Emily chuckled as she emptied the contents of the bags. Katharine always admired husbands and wives like Hank and Emily. They really seemed to like each other.
She felt like a wrangler trying to maneuver about stubborn livestock all afternoon. She wasn't very successful at it. Katharine would almost have Marion cornered when she would suddenly slip out of range.
Hank was better at wrangling than she was and nabbed Katharine to tell her the story of True's name with great relish. He flirted with her a bit, and she flirted back. It meant nothing — she knew it — but it was fun. It was a game they had played as Hank and Katharine, and it made her feel as if she were still participating in her old life.
While they talked, Katharine kept an eye on Marion, and half a brain on the conversation. Did she always part her hair on that side? Look how she rocks back and forth from one foot to the other. Philip did that for hours, holding her when she was a baby and wouldn't sleep. She's charming the pants off that guy.
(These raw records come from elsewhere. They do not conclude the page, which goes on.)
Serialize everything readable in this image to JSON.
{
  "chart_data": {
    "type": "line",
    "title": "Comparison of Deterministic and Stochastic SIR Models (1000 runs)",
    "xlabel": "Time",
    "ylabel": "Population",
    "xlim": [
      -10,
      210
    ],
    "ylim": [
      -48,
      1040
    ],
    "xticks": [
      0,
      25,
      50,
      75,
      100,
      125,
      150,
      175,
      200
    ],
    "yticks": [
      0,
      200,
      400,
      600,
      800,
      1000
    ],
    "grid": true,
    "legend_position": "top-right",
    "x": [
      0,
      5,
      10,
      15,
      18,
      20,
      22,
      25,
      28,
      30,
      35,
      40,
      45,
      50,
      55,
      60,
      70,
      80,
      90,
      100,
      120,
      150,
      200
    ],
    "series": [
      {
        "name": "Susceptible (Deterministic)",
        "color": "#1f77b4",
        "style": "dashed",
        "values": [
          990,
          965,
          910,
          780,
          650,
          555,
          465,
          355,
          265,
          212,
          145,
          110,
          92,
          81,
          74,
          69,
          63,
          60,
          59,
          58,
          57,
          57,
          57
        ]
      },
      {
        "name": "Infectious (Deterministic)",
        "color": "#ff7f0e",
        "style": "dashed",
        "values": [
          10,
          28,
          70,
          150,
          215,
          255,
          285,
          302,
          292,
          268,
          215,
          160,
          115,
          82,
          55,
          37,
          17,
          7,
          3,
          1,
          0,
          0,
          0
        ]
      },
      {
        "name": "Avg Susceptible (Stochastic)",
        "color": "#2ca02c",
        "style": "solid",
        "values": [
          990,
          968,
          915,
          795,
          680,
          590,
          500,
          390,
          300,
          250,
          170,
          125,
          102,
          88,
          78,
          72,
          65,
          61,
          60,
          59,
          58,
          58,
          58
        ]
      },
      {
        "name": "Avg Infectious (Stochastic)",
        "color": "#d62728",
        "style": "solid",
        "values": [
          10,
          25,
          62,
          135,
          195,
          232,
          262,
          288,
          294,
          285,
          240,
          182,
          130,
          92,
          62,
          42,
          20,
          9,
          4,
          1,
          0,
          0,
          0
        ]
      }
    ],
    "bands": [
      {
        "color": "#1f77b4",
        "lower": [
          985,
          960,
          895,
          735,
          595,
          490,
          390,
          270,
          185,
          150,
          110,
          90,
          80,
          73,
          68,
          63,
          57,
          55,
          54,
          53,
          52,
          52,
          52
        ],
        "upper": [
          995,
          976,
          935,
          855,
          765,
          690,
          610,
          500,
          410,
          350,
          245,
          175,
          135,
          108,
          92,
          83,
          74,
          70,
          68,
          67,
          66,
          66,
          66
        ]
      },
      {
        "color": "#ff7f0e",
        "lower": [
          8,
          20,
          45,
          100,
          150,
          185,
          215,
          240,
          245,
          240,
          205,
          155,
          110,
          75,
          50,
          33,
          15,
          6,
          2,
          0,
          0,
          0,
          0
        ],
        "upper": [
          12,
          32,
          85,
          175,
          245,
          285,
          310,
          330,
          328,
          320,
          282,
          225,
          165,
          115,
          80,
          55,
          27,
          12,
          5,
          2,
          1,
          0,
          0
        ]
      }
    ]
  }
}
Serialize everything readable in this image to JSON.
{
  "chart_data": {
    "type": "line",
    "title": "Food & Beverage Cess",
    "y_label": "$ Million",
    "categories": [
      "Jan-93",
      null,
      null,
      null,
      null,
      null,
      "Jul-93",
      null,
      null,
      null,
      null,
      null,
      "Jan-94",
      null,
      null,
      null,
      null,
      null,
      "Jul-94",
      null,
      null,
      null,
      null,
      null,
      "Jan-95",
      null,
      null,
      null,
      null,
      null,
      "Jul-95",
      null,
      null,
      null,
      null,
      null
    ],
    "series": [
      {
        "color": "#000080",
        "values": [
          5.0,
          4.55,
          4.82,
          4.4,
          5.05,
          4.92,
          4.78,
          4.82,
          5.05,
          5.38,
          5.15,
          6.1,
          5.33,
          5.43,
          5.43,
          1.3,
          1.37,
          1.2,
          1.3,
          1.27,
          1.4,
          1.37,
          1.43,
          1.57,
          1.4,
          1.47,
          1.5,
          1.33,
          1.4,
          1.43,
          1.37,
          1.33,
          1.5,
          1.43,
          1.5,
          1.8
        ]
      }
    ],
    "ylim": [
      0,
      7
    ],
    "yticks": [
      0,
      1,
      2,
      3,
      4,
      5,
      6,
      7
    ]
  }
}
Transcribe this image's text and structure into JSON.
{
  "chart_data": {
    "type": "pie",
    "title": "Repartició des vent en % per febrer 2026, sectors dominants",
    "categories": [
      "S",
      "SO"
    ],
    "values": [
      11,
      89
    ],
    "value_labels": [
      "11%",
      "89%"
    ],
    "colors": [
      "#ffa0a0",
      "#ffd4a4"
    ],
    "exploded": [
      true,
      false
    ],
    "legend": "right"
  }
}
By seven o'clock most of the guests had gone home, leaving the Dentons; True's girlfriend, Holly; her roommate, Tiffany; Puck; Marion; and herself. They were all outside, some dangling their feet in the Jacuzzi, the others sitting around the picnic table. The sky was softening overhead, the sun having dropped below the line of the eaves.
“I'm hungry,” Marion said to the assembled.
“Me too,” Katharine agreed; she had been too keyed up all afternoon to eat. There was a hollowness inside her stomach that she knew she couldn't fill, but she knew what Marion would say next.
“Pizza,” they said simultaneously, and then laughed.
“What kind do you like?” Marion asked her.